The suspected spot was a premature collection of a user data object, not by
a GC misbehaviour,
but because a bad programming practice of my own, which leads my program
referencing
a freed pointer.
The question was: why one of the scripts and not the other ? the host
program is unique.
After that posting, I debugged the program running the ´crasher´ script.
The result was worser: the crash was happening in the luaL_loadfile function
when reading the first character of the file.
My ´fopen´ library defers the buffer allocation until some read operation is
requested, and there
was failing.
Cannot tell exactly how, because I can see only the assembler, and don´t
know which parameters are passed to that low level allocator module.
But the crash was well apart the supposed spot: I expected to find it near
some api function better
related to the userdata itself or in the GC code.

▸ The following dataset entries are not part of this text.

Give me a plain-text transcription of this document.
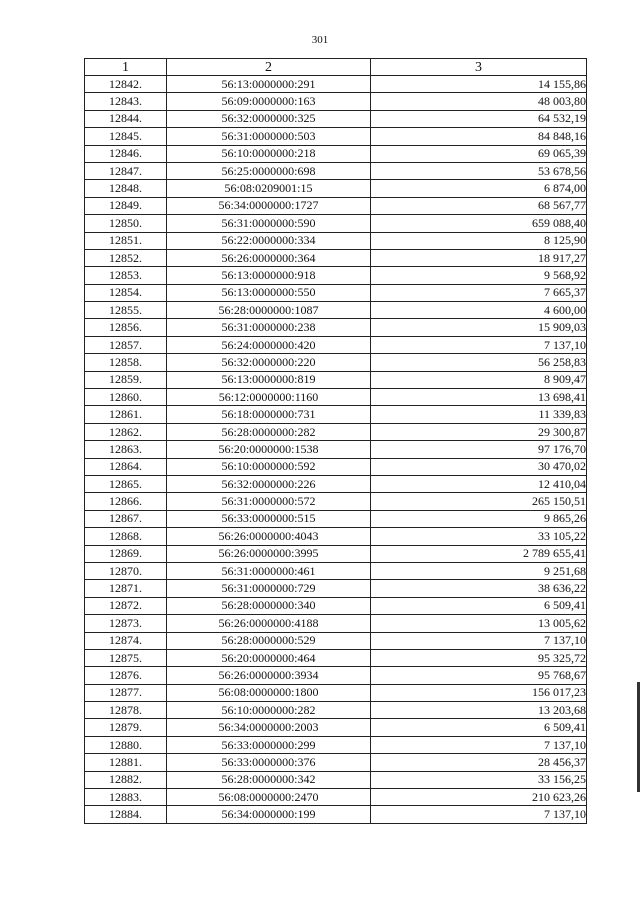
301
1	2	3
12842.	56:13:0000000:291	14 155,86
12843.	56:09:0000000:163	48 003,80
12844.	56:32:0000000:325	64 532,19
12845.	56:31:0000000:503	84 848,16
12846.	56:10:0000000:218	69 065,39
12847.	56:25:0000000:698	53 678,56
12848.	56:08:0209001:15	6 874,00
12849.	56:34:0000000:1727	68 567,77
12850.	56:31:0000000:590	659 088,40
12851.	56:22:0000000:334	8 125,90
12852.	56:26:0000000:364	18 917,27
12853.	56:13:0000000:918	9 568,92
12854.	56:13:0000000:550	7 665,37
12855.	56:28:0000000:1087	4 600,00
12856.	56:31:0000000:238	15 909,03
12857.	56:24:0000000:420	7 137,10
12858.	56:32:0000000:220	56 258,83
12859.	56:13:0000000:819	8 909,47
12860.	56:12:0000000:1160	13 698,41
12861.	56:18:0000000:731	11 339,83
12862.	56:28:0000000:282	29 300,87
12863.	56:20:0000000:1538	97 176,70
12864.	56:10:0000000:592	30 470,02
12865.	56:32:0000000:226	12 410,04
12866.	56:31:0000000:572	265 150,51
12867.	56:33:0000000:515	9 865,26
12868.	56:26:0000000:4043	33 105,22
12869.	56:26:0000000:3995	2 789 655,41
12870.	56:31:0000000:461	9 251,68
12871.	56:31:0000000:729	38 636,22
12872.	56:28:0000000:340	6 509,41
12873.	56:26:0000000:4188	13 005,62
12874.	56:28:0000000:529	7 137,10
12875.	56:20:0000000:464	95 325,72
12876.	56:26:0000000:3934	95 768,67
12877.	56:08:0000000:1800	156 017,23
12878.	56:10:0000000:282	13 203,68
12879.	56:34:0000000:2003	6 509,41
12880.	56:33:0000000:299	7 137,10
12881.	56:33:0000000:376	28 456,37
12882.	56:28:0000000:342	33 156,25
12883.	56:08:0000000:2470	210 623,26
12884.	56:34:0000000:199	7 137,10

Truely, the crash was originated by a premature collection, because I leaved
the userdata ´orphaned´
( also having popped it from the stack ) while invoking api functions which
in turn may trigger the GC.
But the lesson is: when a heap becomes somehow corrupted, one can find the
effect well apart the
misbehaved code or object.
A corolary follows: never, never leave a collectable object without
reference, at least leave it in the stack, if you are going to refer to it
later.
The sequence of events and conditions leading to an object collection, even
if deterministic, is not
easily predictable ´by hand´.
So what works apparently OK in some context, may lead to a crash ( and a
very strange one )
in another, even if the two have minimal differences.
By the way, I learned about the smartness and efficiency of the GC:
iterating the same script thousands of times, the data segment of the
program remains stable. Good work !!!